I’m pretty sure this is someone trying to clean up b/c it happen every 30 seconds and it looks like disconnect/reconnect. And truthfully, I think the cpu is just an artifact of the connection fluctuation. There’s a fair bit of work to set up a new connection.

This pattern only happens during periods of extremely low user activity. But, said another way, this only happens when running 2 containers. (instead of 10 or 50 containers) The CPU metric during heavy user loads (2x the connections per container on 50 containers) will look a little jaggedy, but rarely spike above 60%.

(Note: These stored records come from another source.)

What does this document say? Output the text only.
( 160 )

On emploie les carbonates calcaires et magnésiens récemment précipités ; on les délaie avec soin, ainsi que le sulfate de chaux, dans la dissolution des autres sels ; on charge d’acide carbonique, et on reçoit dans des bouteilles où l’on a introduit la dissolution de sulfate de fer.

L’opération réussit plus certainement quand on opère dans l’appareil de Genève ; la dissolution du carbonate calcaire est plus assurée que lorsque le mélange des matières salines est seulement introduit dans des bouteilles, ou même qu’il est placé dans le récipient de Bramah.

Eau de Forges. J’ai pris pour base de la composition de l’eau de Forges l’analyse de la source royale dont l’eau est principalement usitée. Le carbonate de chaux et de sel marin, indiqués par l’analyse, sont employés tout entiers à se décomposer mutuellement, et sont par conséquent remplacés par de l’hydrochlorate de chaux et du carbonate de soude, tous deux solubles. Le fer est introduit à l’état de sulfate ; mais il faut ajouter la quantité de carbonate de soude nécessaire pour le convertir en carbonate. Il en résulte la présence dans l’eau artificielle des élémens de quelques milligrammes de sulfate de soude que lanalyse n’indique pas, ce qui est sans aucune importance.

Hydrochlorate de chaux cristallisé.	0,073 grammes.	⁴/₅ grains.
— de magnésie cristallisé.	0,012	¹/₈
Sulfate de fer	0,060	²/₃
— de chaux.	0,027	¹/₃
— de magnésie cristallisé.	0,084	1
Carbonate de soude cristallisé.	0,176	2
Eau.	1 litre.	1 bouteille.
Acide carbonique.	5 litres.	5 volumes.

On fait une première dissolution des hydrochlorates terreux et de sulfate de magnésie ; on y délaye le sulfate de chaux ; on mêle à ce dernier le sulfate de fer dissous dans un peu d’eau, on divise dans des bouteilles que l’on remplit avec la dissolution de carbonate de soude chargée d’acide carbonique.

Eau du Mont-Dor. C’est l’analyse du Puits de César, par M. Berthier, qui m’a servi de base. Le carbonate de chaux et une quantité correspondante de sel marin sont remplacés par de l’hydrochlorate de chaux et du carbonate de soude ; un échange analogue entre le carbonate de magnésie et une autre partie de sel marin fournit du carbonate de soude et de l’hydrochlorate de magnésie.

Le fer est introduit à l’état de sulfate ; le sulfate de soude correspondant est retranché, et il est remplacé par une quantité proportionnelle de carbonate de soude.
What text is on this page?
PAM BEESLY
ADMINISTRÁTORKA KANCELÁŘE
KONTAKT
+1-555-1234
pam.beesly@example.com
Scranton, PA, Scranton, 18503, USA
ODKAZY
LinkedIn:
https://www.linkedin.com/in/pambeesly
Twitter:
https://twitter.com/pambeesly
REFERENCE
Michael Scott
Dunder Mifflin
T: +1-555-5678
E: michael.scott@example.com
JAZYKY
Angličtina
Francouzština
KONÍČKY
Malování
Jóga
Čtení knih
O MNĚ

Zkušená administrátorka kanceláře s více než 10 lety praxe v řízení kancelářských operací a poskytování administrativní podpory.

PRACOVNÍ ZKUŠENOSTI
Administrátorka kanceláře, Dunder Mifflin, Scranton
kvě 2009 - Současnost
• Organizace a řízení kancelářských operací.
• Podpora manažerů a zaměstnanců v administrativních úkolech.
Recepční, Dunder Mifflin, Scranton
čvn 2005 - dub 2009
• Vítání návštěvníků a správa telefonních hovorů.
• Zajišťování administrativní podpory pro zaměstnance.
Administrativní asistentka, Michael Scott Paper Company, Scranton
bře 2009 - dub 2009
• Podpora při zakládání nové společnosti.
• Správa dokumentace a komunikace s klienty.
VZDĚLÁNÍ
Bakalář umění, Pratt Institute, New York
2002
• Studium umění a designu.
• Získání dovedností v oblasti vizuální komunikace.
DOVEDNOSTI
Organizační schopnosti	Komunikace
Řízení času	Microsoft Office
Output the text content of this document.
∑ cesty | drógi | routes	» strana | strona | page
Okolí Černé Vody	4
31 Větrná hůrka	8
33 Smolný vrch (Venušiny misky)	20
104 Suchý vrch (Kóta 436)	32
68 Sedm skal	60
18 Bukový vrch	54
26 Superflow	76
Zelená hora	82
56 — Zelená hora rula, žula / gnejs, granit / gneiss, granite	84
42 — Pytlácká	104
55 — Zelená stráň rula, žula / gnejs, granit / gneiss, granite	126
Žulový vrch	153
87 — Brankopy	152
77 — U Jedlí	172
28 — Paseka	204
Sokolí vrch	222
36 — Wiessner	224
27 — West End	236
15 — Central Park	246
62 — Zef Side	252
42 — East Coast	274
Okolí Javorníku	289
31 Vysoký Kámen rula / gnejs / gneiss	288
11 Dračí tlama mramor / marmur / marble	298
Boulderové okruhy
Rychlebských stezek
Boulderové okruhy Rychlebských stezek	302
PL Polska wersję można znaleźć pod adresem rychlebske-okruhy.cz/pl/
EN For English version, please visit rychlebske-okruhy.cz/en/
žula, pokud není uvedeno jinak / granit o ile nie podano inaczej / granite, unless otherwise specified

So, this makes me think that maybe the “load balancer” is smoothing out some “noise” for us. When looking at the graph above, the number of connections regularly fluctuates by about 40 connections per container. Why?

And if we are getting a similar set of 30-second fluctuations of ~100 connections (dropping/reconnecting?) all at the same time, then the load balancer could nicely spread those out across multiple containers and prevent cpu spike.

We don’t run any chron jobs on the server. (ok, 1 fires at midnight)

On the client, use an “autosave” feature which fires an rpc periodically, but that feature requires user interaction and a data change before firing. Also, APM tells us that this “save” is being called every second in a random pattern matching client use. (and of course it could not explain either the connection change nor the cpu spike)

We don’t poll. We recently added redisoplog, but this behavior predates that. (And redisoplog is absolutely amazing btw!)

If we figure this out, we’ll post back.